Figure MC2.2.1: Heatmap of disease-related deaths by
outbreak location.
We can also view total disease-related deaths per location using a property value histogram based on the “location” property for each death:
Figure MC2.2.2: Total deaths from disease by location.
Recovery Ability:
As noted above, in each country, deaths peaked approximately 25 days after the first reported death, then began dropping, finally tapering off approximately a month after the peak. This can be seen in the above table, and also illustrated in this scattergram of daily deaths by location:
Figure MC2.2.3:
Scattergram of deaths. Y=
location, X=day number, scale=percentile.
In general, the timelines of the disease for each location are extremely similar, whether we were looking at the date of hospitalization or the date of death. The only major difference was found in the dates the disease first appeared in each location. Below is a figure comparing the date of death timelines for Karachi, Pakistan (165,605 total deaths) and Aden, Yemen (7,711 total deaths):
Figure MC2.2.4: Time histograms showing dates of death
from disease for Karachi, Pakistan, and Aden, Yemen.
Anomalies:
The most obvious anomaly was the fact that Turkey and Thailand were seemingly unaffected by the disease; however, we lacked sufficient data to form a hypothesis as to why this would be the case.
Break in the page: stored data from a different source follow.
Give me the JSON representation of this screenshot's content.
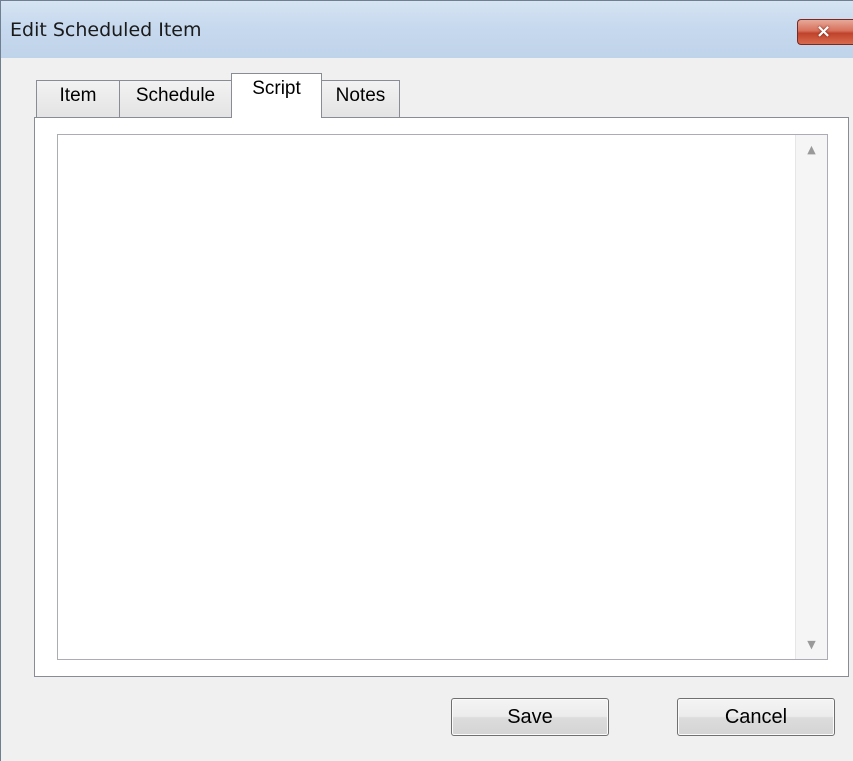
{
  "window": {
    "title": "Edit Scheduled Item",
    "close_glyph": "×",
    "close_icon": "close-icon"
  },
  "tabs": [
    {
      "label": "Item",
      "active": false
    },
    {
      "label": "Schedule",
      "active": false
    },
    {
      "label": "Script",
      "active": true
    },
    {
      "label": "Notes",
      "active": false
    }
  ],
  "script_panel": {
    "text": "",
    "scroll_up_glyph": "▲",
    "scroll_down_glyph": "▼"
  },
  "buttons": {
    "save_label": "Save",
    "cancel_label": "Cancel"
  },
  "colors": {
    "titlebar": "#c7d9ee",
    "close_button": "#c0432c",
    "dialog_background": "#f0f0f0"
  }
}
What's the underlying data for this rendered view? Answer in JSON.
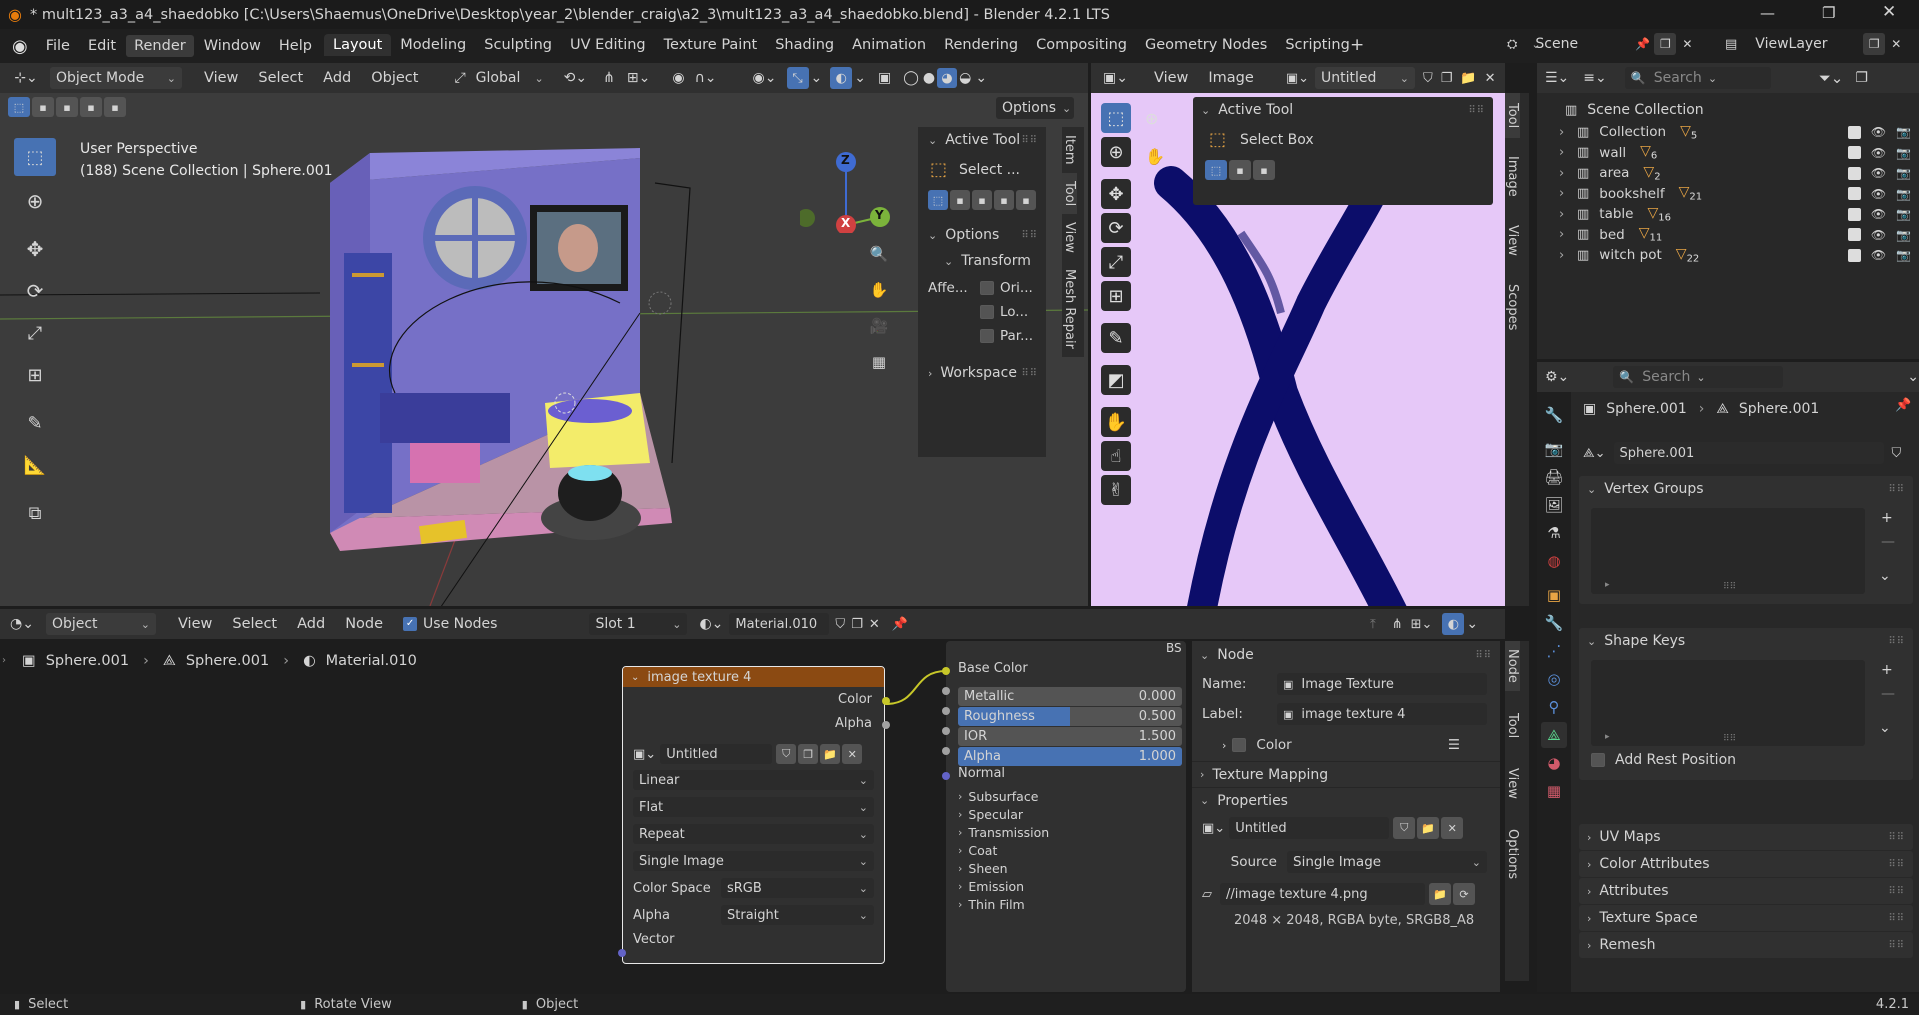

Another notable anomaly concerned the ages of those hospitalized. Time histograms for hospitalizations resulting in death, hospitalizations resulting in death within 8 days, and all other deaths each formed an almost-perfect bell curve, with a peak age between 43 and 45. This is an anomaly, since the 0-40 range usually forms the bulk of most populations, but comprises relatively small percentage of hospital visits. This seems to indicate that people less than 43-45 years old are less susceptible to the disease, and the closer the patient’s age is to zero, the less susceptible he/she is:
Figure MC2.2.5:
Time histogram showing the age distribution of patients thought to have
died of the disease (8 days after being hospitalized).